[whatwg] <input type="text" accept="">
alexey at feldgendler.ru
Sun Jun 11 10:08:34 PDT 2006
On Sun, 11 Jun 2006 23:34:00 +0700, Lachlan Hunt
<lachlan.hunt at lachy.id.au> wrote:
>> Enabling or disabling spell checking doesn't change the functionality
>> of an input.
> While the core functionality of allowing the user to enter text isn't
> changed, I'd consider spell checking to be part of the control's
> functionality, and so disabling it would change the functionality for
> the user.
There's nothing really bad in allowing CSS to control behavior to some
extent. CSS is a good rule-based language, and there is a use case -- why
not reuse the CSS engine (selectors, cascading etc)?
>> But misspelled words in an input with spellchecking enabled are
>> underlined with a wavy red line (and the underlining style could even
>> be changed by CSS), and that's presentation.

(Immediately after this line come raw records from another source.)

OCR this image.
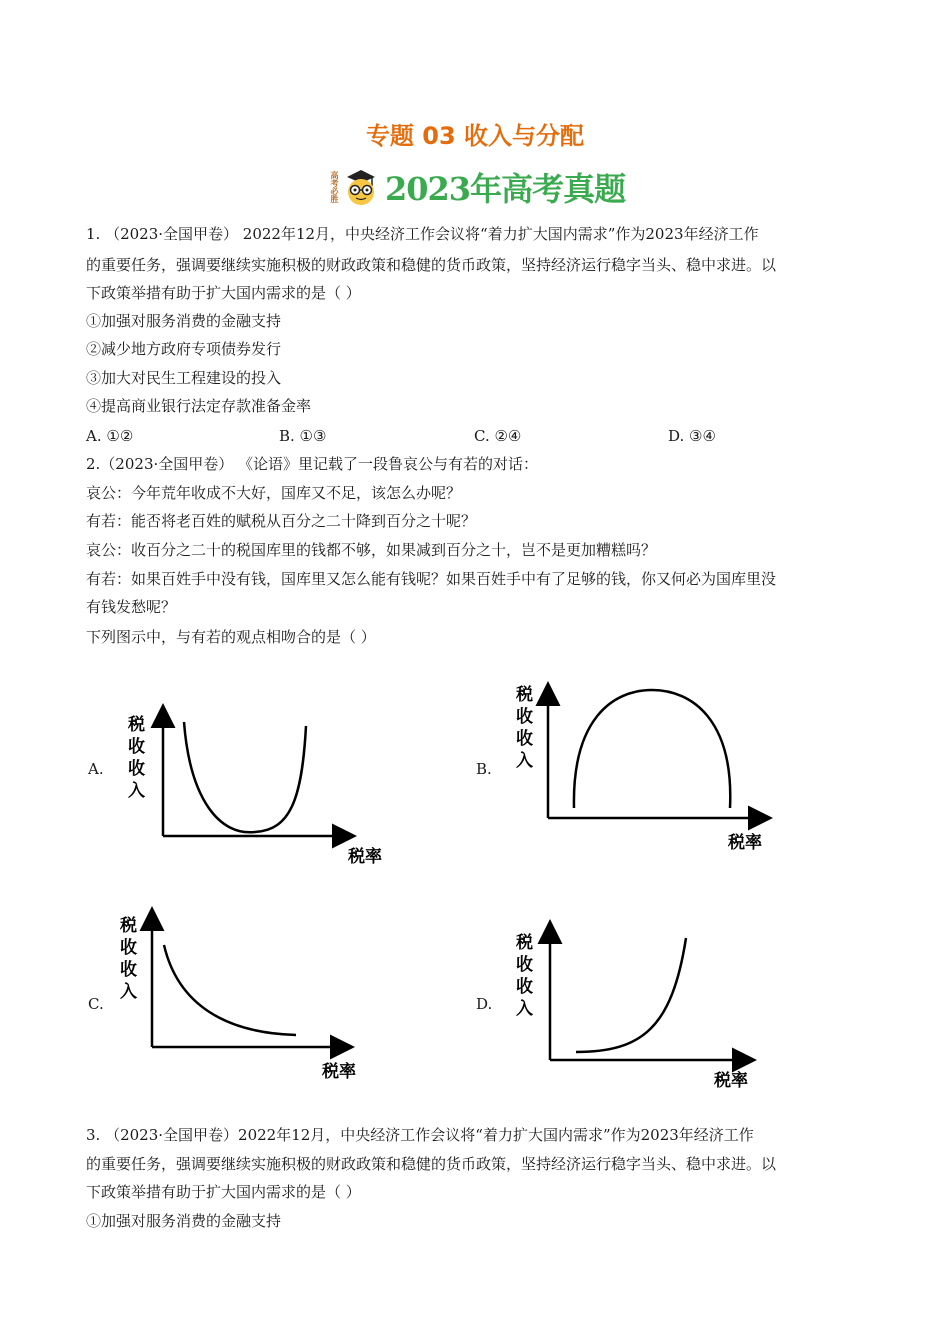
专题 03 收入与分配
高考必胜 2023年高考真题
1. （2023·全国甲卷） 2022年12月，中央经济工作会议将“着力扩大国内需求”作为2023年经济工作
的重要任务，强调要继续实施积极的财政政策和稳健的货币政策，坚持经济运行稳字当头、稳中求进。以
下政策举措有助于扩大国内需求的是（ ）
①加强对服务消费的金融支持
②减少地方政府专项债券发行
③加大对民生工程建设的投入
④提高商业银行法定存款准备金率
A. ①②	B. ①③	C. ②④	D. ③④
2.（2023·全国甲卷） 《论语》里记载了一段鲁哀公与有若的对话：
哀公：今年荒年收成不大好，国库又不足，该怎么办呢？
有若：能否将老百姓的赋税从百分之二十降到百分之十呢？
哀公：收百分之二十的税国库里的钱都不够，如果减到百分之十，岂不是更加糟糕吗？
有若：如果百姓手中没有钱，国库里又怎么能有钱呢？如果百姓手中有了足够的钱，你又何必为国库里没
有钱发愁呢？
下列图示中，与有若的观点相吻合的是（ ）
A.
税
收
收
入
税率
B.
税
收
收
入
税率
C.
税
收
收
入
税率
D.
税
收
收
入
税率
3. （2023·全国甲卷）2022年12月，中央经济工作会议将“着力扩大国内需求”作为2023年经济工作
的重要任务，强调要继续实施积极的财政政策和稳健的货币政策，坚持经济运行稳字当头、稳中求进。以
下政策举措有助于扩大国内需求的是（ ）
①加强对服务消费的金融支持
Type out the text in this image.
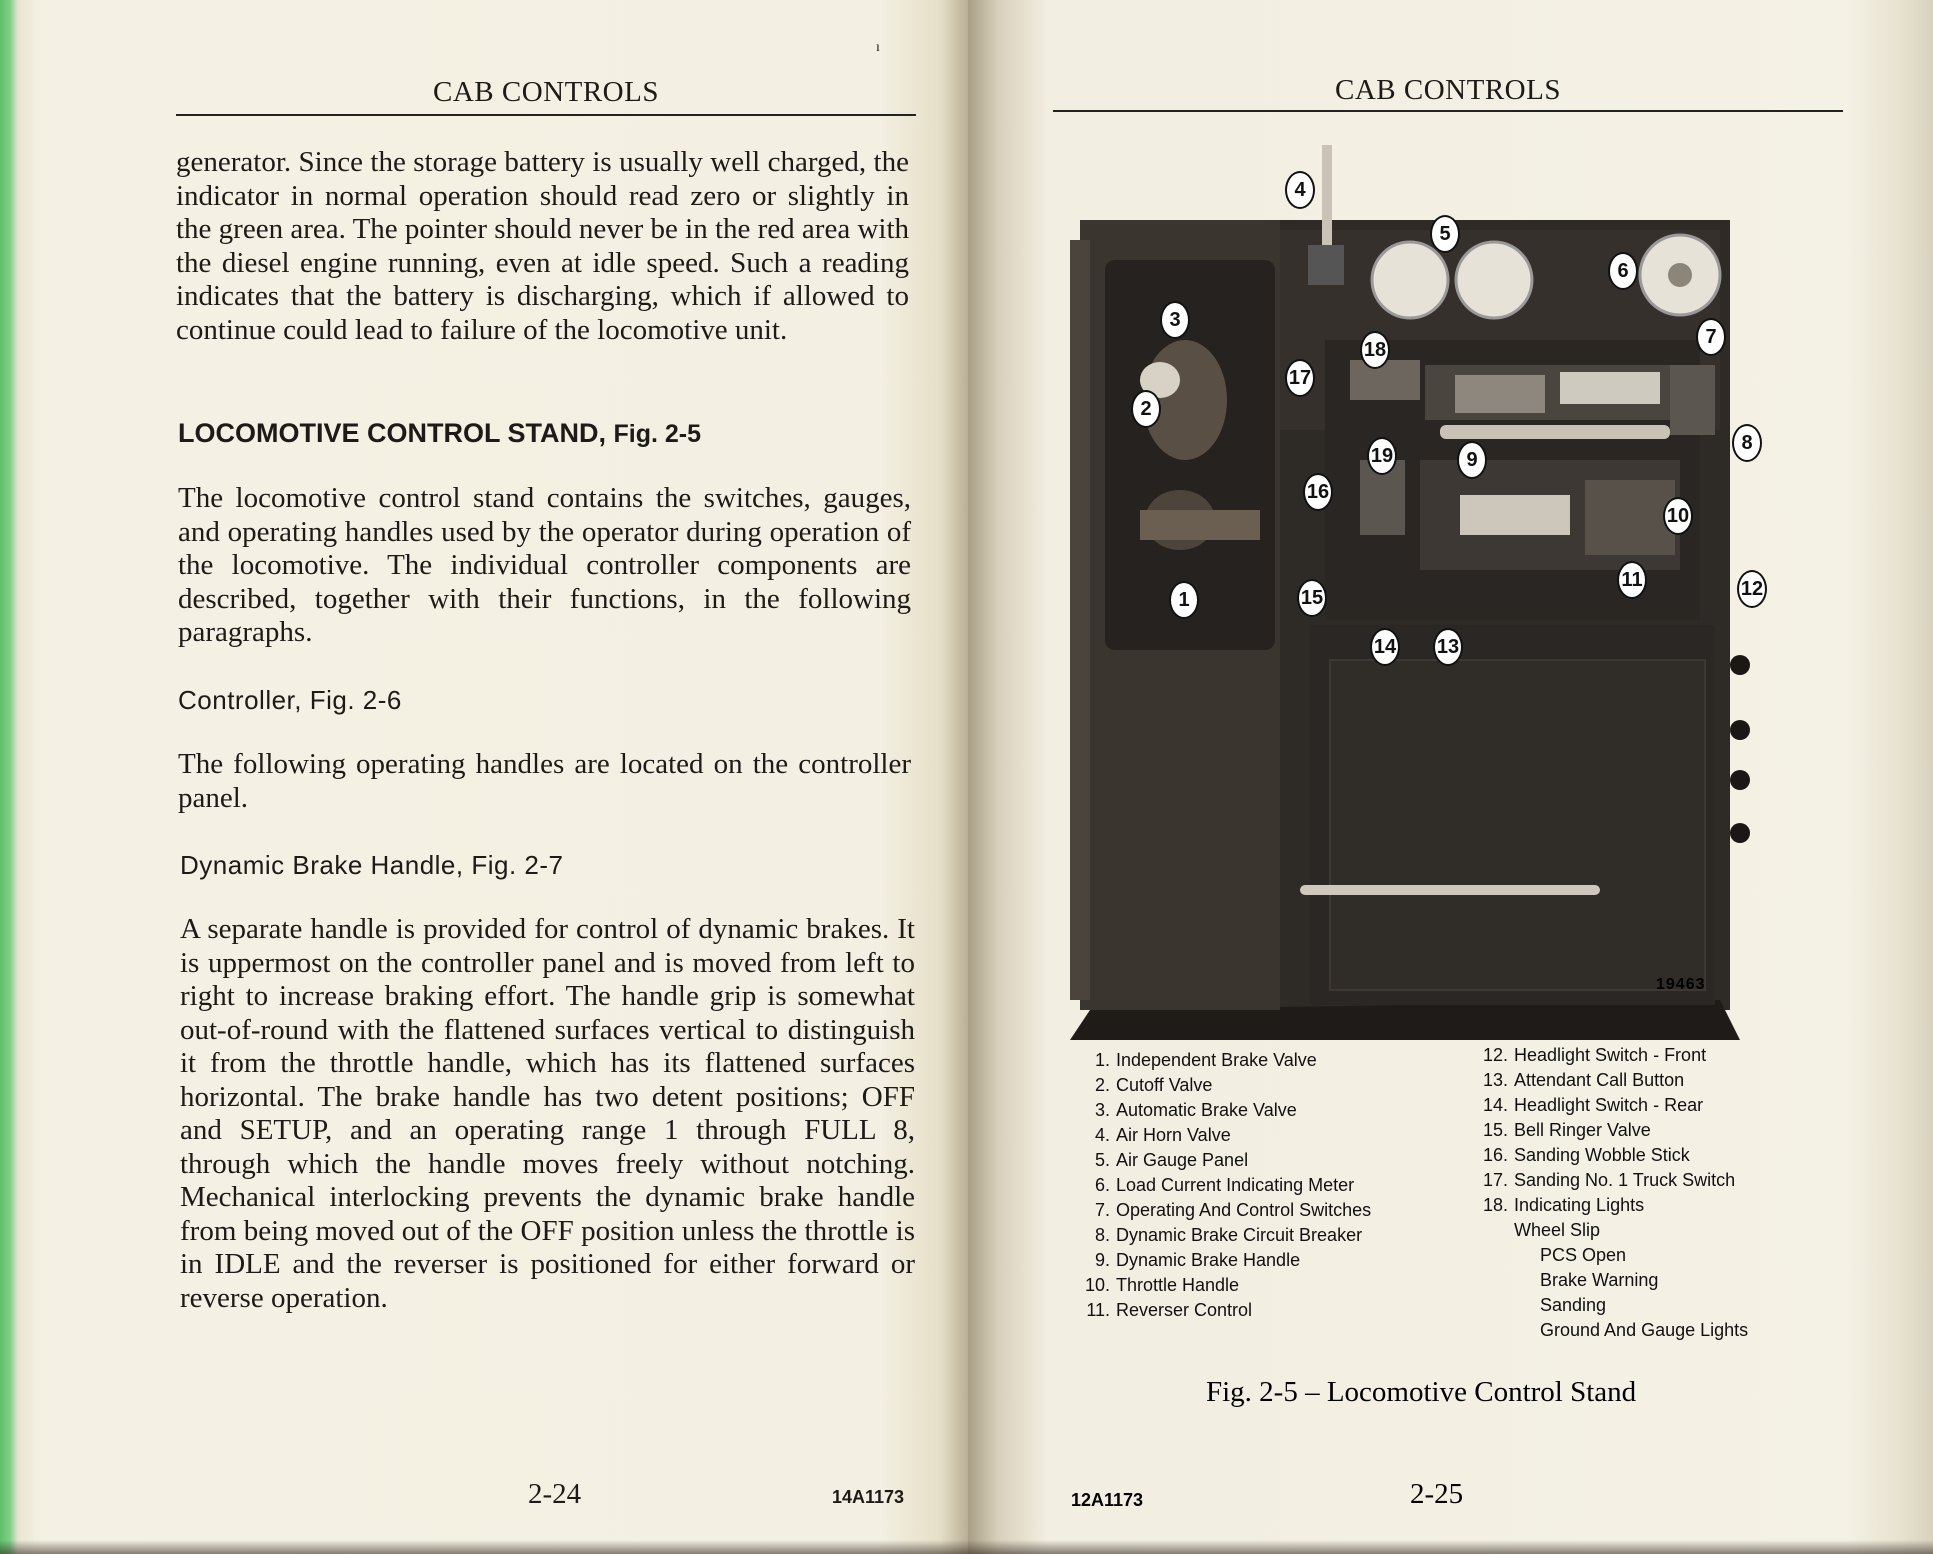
ı
CAB CONTROLS
generator. Since the storage battery is usually well charged, the indicator in normal operation should read zero or slightly in the green area. The pointer should never be in the red area with the diesel engine running, even at idle speed. Such a reading indicates that the battery is discharging, which if allowed to continue could lead to failure of the locomotive unit.
LOCOMOTIVE CONTROL STAND, Fig. 2-5
The locomotive control stand contains the switches, gauges, and operating handles used by the operator during operation of the locomotive. The individual controller components are described, together with their functions, in the following paragraphs.
Controller, Fig. 2-6
The following operating handles are located on the controller panel.
Dynamic Brake Handle, Fig. 2-7
A separate handle is provided for control of dynamic brakes. It is uppermost on the controller panel and is moved from left to right to increase braking effort. The handle grip is somewhat out-of-round with the flattened surfaces vertical to distinguish it from the throttle handle, which has its flattened surfaces horizontal. The brake handle has two detent positions; OFF and SETUP, and an operating range 1 through FULL 8, through which the handle moves freely without notching. Mechanical interlocking prevents the dynamic brake handle from being moved out of the OFF position unless the throttle is in IDLE and the reverser is positioned for either forward or reverse operation.
2-24	14A1173
CAB CONTROLS
1
2
3
4
5
6
7
8
9
10
11	12
13
14
15
16
17
18
19
19463
1. Independent Brake Valve
2. Cutoff Valve
3. Automatic Brake Valve
4. Air Horn Valve
5. Air Gauge Panel
6. Load Current Indicating Meter
7. Operating And Control Switches
8. Dynamic Brake Circuit Breaker
9. Dynamic Brake Handle
10. Throttle Handle
11. Reverser Control
12. Headlight Switch - Front
13. Attendant Call Button
14. Headlight Switch - Rear
15. Bell Ringer Valve
16. Sanding Wobble Stick
17. Sanding No. 1 Truck Switch
18. Indicating Lights
Wheel Slip
PCS Open
Brake Warning
Sanding
Ground And Gauge Lights
Fig. 2-5 – Locomotive Control Stand
12A1173	2-25
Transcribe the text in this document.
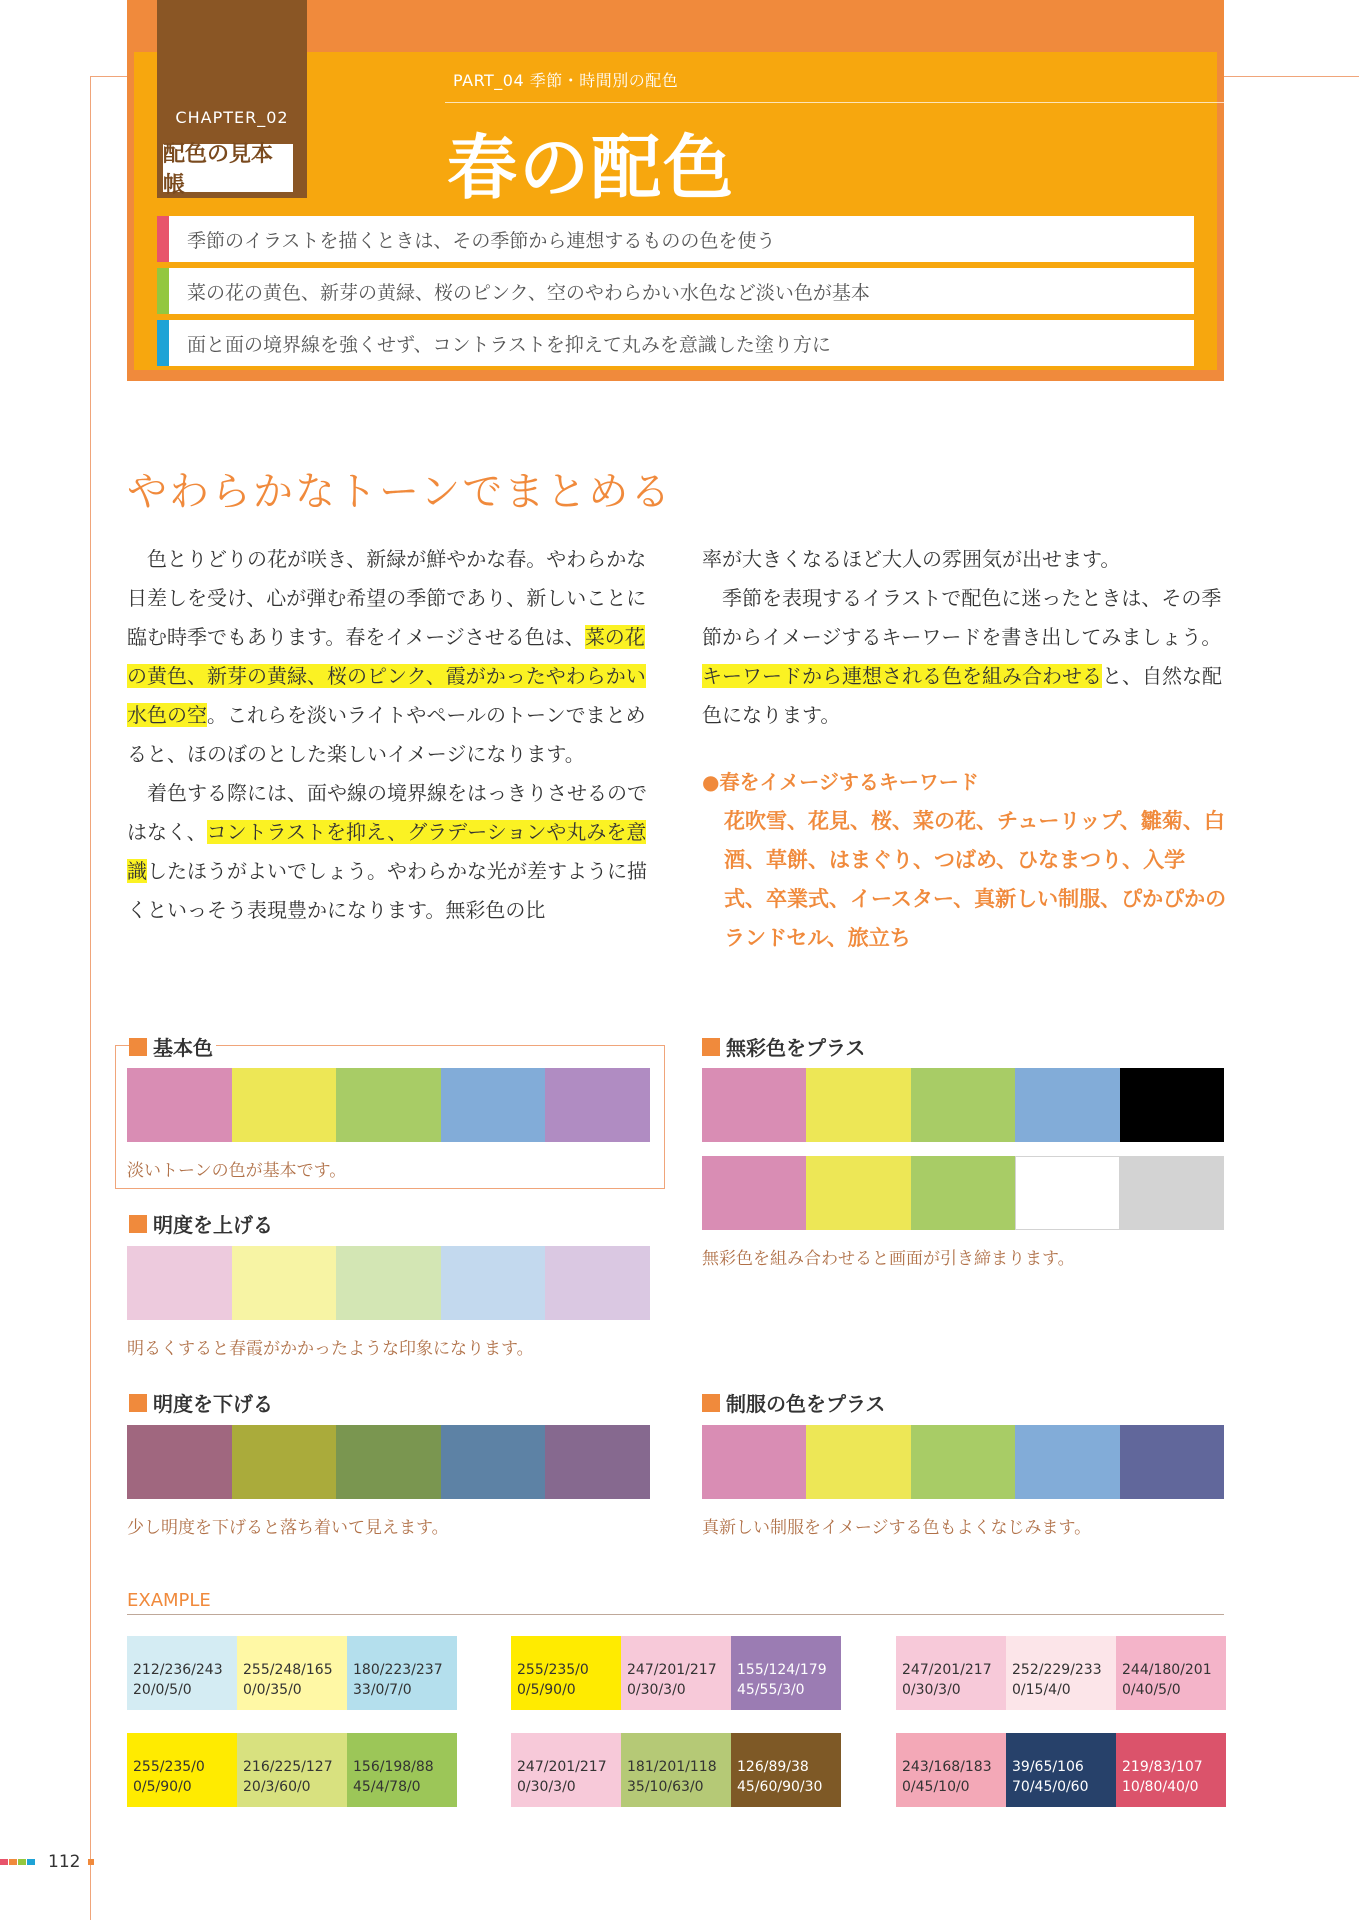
CHAPTER_02
配色の見本帳
PART_04 季節・時間別の配色
春の配色
季節のイラストを描くときは、その季節から連想するものの色を使う
菜の花の黄色、新芽の黄緑、桜のピンク、空のやわらかい水色など淡い色が基本
面と面の境界線を強くせず、コントラストを抑えて丸みを意識した塗り方に
やわらかなトーンでまとめる

色とりどりの花が咲き、新緑が鮮やかな春。やわらかな日差しを受け、心が弾む希望の季節であり、新しいことに臨む時季でもあります。春をイメージさせる色は、菜の花の黄色、新芽の黄緑、桜のピンク、霞がかったやわらかい水色の空。これらを淡いライトやペールのトーンでまとめると、ほのぼのとした楽しいイメージになります。

着色する際には、面や線の境界線をはっきりさせるのではなく、コントラストを抑え、グラデーションや丸みを意識したほうがよいでしょう。やわらかな光が差すように描くといっそう表現豊かになります。無彩色の比

率が大きくなるほど大人の雰囲気が出せます。

季節を表現するイラストで配色に迷ったときは、その季節からイメージするキーワードを書き出してみましょう。キーワードから連想される色を組み合わせると、自然な配色になります。

●春をイメージするキーワード
花吹雪、花見、桜、菜の花、チューリップ、雛菊、白酒、草餅、はまぐり、つばめ、ひなまつり、入学式、卒業式、イースター、真新しい制服、ぴかぴかのランドセル、旅立ち
基本色
淡いトーンの色が基本です。
明度を上げる
明るくすると春霞がかかったような印象になります。
明度を下げる
少し明度を下げると落ち着いて見えます。
無彩色をプラス
無彩色を組み合わせると画面が引き締まります。
制服の色をプラス
真新しい制服をイメージする色もよくなじみます。
EXAMPLE
212/236/243
20/0/5/0
255/248/165
0/0/35/0
180/223/237
33/0/7/0
255/235/0
0/5/90/0
216/225/127
20/3/60/0
156/198/88
45/4/78/0
255/235/0
0/5/90/0
247/201/217
0/30/3/0
155/124/179
45/55/3/0
247/201/217
0/30/3/0
181/201/118
35/10/63/0
126/89/38
45/60/90/30
247/201/217
0/30/3/0
252/229/233
0/15/4/0
244/180/201
0/40/5/0
243/168/183
0/45/10/0
39/65/106
70/45/0/60
219/83/107
10/80/40/0
112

> Arguably, yes, but allowing authors to alter the presentation of
> misspelled words from the UAs default settings would only introduce
> usability problems. Users may not easily recognise any presentation set
> by the author as representing a missplled word. UAs may provide a way
> for the user to set their preferred presentation using some UA-specific
> means, but there's no need at all for the author to have any control
> over it.
It's not a bigger problem than is the author's ability to style
hyperlinks. Such ability exists for years, but actually on most websites
there are no problems with spotting links. Though authors theoretically
can use CSS to make their sites unusable, almost noone does so.